All I had to do now was catch a ferry to Alert Bay, the miniscule village on the comma shaped island of Cormorant Island, just a couple miles to the east. But that was as far as B.C’s public transportation would take me. Because my final destination was not a city or a town, there is no dock, road, or parking lot. Just a tiny little unnamed cove with a trio of small buildings constructed in homage to the 1970’s back to the earth design.
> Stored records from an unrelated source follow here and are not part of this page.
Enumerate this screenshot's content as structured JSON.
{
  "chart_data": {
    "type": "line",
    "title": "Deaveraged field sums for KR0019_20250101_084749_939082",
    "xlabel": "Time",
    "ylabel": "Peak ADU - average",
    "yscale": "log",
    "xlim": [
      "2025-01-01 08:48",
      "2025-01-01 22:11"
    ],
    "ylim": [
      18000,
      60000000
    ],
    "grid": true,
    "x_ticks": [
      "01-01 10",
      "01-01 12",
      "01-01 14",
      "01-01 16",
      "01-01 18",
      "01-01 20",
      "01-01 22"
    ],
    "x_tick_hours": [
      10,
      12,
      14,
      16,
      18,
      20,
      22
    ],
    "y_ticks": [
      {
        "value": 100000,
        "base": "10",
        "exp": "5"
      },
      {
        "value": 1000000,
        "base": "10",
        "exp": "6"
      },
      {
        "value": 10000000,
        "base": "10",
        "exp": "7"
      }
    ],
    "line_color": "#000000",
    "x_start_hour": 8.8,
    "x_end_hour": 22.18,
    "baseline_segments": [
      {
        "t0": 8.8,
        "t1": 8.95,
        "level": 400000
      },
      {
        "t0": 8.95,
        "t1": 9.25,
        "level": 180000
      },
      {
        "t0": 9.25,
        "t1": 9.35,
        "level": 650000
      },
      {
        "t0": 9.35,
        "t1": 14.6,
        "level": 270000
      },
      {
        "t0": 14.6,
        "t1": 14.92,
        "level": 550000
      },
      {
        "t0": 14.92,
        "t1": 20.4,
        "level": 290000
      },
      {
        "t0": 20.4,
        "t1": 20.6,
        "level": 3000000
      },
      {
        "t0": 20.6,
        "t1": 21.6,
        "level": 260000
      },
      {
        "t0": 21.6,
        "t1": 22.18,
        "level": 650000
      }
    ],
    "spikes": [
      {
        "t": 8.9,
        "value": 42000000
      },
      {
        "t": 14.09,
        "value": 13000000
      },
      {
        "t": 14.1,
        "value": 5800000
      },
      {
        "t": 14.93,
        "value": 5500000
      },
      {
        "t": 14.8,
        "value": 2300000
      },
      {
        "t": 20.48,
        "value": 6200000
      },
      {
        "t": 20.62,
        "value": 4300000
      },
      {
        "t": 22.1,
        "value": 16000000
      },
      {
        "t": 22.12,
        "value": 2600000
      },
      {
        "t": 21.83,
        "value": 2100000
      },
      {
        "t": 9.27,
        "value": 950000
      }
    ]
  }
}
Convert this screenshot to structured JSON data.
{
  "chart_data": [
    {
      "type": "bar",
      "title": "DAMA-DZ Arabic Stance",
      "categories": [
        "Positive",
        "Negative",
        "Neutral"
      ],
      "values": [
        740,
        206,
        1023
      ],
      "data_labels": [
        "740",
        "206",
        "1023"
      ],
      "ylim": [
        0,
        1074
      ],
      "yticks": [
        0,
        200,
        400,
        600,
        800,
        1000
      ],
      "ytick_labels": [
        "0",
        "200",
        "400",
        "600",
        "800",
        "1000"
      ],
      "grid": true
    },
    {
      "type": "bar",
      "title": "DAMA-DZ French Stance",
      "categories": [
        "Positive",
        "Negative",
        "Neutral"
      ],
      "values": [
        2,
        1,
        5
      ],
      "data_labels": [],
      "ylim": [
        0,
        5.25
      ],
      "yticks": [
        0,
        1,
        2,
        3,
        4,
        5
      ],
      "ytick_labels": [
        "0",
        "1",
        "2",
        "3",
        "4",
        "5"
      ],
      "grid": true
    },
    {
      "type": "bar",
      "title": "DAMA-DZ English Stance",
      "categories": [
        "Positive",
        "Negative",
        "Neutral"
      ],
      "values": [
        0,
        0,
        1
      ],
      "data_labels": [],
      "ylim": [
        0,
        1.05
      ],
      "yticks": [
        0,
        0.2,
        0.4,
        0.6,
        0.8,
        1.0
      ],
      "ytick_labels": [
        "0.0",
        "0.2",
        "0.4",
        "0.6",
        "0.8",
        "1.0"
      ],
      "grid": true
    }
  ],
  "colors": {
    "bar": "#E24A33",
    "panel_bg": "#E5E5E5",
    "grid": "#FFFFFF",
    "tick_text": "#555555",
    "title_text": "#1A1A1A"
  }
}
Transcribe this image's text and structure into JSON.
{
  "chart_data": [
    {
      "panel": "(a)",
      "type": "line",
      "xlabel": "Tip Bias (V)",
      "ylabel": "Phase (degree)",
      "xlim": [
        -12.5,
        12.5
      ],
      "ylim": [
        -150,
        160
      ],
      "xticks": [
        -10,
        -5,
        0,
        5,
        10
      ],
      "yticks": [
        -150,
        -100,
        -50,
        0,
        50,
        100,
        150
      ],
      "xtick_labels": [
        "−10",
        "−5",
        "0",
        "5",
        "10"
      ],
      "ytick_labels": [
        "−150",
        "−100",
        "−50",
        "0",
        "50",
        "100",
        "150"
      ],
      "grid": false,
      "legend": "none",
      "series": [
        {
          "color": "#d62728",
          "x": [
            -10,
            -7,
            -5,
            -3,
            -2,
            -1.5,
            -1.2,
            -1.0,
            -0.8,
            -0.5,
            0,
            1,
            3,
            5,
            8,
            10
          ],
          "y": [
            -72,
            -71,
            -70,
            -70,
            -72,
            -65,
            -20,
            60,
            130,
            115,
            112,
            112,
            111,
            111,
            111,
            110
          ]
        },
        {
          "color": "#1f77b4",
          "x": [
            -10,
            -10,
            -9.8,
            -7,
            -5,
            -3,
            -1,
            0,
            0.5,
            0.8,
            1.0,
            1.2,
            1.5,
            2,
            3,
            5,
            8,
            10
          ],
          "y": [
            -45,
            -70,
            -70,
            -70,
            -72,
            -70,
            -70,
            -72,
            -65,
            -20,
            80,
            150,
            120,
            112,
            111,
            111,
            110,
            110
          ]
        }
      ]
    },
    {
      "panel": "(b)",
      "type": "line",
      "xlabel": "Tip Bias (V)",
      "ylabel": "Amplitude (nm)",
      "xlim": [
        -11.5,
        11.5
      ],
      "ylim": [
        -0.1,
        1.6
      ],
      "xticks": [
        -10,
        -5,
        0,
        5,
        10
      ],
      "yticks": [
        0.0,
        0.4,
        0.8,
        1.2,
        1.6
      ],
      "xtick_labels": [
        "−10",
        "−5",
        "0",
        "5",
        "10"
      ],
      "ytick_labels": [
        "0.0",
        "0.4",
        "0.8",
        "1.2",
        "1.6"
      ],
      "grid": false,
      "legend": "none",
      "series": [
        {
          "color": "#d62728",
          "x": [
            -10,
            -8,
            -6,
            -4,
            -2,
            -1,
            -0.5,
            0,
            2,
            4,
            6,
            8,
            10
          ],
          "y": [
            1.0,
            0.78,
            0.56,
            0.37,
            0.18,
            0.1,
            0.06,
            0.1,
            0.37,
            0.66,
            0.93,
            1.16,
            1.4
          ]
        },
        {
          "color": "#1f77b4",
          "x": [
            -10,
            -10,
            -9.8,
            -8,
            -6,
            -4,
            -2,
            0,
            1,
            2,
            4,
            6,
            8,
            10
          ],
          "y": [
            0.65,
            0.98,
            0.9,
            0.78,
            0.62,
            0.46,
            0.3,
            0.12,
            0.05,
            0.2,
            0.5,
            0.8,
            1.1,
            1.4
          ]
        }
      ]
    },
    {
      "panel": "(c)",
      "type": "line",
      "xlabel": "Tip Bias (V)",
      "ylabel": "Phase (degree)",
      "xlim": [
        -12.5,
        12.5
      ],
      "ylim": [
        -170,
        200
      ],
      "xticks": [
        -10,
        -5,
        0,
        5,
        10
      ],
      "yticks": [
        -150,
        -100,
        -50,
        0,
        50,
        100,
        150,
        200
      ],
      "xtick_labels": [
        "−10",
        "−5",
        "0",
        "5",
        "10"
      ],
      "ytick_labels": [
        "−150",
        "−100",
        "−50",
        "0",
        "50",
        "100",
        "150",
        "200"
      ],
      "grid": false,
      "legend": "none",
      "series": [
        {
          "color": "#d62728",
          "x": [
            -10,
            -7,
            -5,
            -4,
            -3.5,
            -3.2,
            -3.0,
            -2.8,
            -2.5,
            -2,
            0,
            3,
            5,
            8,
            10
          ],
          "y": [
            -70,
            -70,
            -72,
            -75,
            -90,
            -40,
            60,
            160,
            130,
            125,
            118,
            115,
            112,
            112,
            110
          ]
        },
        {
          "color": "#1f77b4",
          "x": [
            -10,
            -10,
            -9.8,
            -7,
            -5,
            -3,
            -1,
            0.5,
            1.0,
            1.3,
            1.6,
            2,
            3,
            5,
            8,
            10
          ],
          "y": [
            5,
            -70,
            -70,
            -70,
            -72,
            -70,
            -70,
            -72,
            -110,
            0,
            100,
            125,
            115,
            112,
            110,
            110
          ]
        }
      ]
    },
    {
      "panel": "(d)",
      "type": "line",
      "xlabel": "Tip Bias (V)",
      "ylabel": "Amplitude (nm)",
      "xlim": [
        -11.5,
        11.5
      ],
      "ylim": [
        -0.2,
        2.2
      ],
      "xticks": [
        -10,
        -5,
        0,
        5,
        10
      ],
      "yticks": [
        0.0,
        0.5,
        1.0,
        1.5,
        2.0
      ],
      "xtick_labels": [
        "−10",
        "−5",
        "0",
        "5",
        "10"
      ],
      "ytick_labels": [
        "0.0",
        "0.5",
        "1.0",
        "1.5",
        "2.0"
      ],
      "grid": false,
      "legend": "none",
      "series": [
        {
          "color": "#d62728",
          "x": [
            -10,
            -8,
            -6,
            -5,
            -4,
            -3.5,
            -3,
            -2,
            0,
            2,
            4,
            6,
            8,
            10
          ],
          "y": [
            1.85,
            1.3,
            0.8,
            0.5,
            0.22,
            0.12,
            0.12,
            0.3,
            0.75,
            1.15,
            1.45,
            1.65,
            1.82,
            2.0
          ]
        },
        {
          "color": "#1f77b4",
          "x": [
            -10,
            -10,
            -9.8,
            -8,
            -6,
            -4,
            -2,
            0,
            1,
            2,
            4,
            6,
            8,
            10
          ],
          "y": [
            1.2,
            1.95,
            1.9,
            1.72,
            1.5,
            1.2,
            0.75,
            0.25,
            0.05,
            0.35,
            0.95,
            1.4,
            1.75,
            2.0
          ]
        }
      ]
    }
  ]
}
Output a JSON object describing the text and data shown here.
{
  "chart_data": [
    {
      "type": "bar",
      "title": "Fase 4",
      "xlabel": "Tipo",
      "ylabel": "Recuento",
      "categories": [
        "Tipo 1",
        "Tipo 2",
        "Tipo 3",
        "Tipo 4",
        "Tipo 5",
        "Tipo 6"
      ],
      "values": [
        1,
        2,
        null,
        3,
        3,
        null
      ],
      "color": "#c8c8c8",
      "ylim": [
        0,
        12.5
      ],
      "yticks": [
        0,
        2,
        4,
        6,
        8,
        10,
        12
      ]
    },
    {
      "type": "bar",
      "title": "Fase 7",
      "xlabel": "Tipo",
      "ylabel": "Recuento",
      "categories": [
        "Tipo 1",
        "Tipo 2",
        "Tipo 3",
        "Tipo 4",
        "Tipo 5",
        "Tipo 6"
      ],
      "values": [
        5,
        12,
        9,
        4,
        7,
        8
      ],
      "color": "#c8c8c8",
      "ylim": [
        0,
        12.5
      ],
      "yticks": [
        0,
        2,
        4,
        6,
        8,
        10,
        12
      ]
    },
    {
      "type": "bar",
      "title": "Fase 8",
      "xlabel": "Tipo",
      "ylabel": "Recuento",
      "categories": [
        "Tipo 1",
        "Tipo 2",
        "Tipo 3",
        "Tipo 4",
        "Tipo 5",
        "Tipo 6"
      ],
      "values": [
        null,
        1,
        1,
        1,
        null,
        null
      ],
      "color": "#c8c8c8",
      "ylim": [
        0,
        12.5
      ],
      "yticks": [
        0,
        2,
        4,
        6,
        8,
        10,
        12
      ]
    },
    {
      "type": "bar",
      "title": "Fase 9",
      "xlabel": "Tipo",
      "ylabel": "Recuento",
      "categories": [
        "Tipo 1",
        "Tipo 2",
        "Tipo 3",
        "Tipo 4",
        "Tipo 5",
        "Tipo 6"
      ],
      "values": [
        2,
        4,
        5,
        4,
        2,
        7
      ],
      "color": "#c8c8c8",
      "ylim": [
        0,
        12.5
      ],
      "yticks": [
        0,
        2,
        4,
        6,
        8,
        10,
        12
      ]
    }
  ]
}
This is the place known as Orca Lab. Paul Spong and Helena Symonds home and research station. Strategically placed at the mouth of Johnstone Strait, the lab overlooks Blackfish Sound, the highway in which 200+ orcas swim down every year, chasing salmon. I had arranged to meet Paul at the ferry terminal and sat on my duffel bag bouncing in anticipation watching cars drive onto the ferry bound for Alert Bay and realized that I had one small problem. I had no idea what Paul Spong looked like.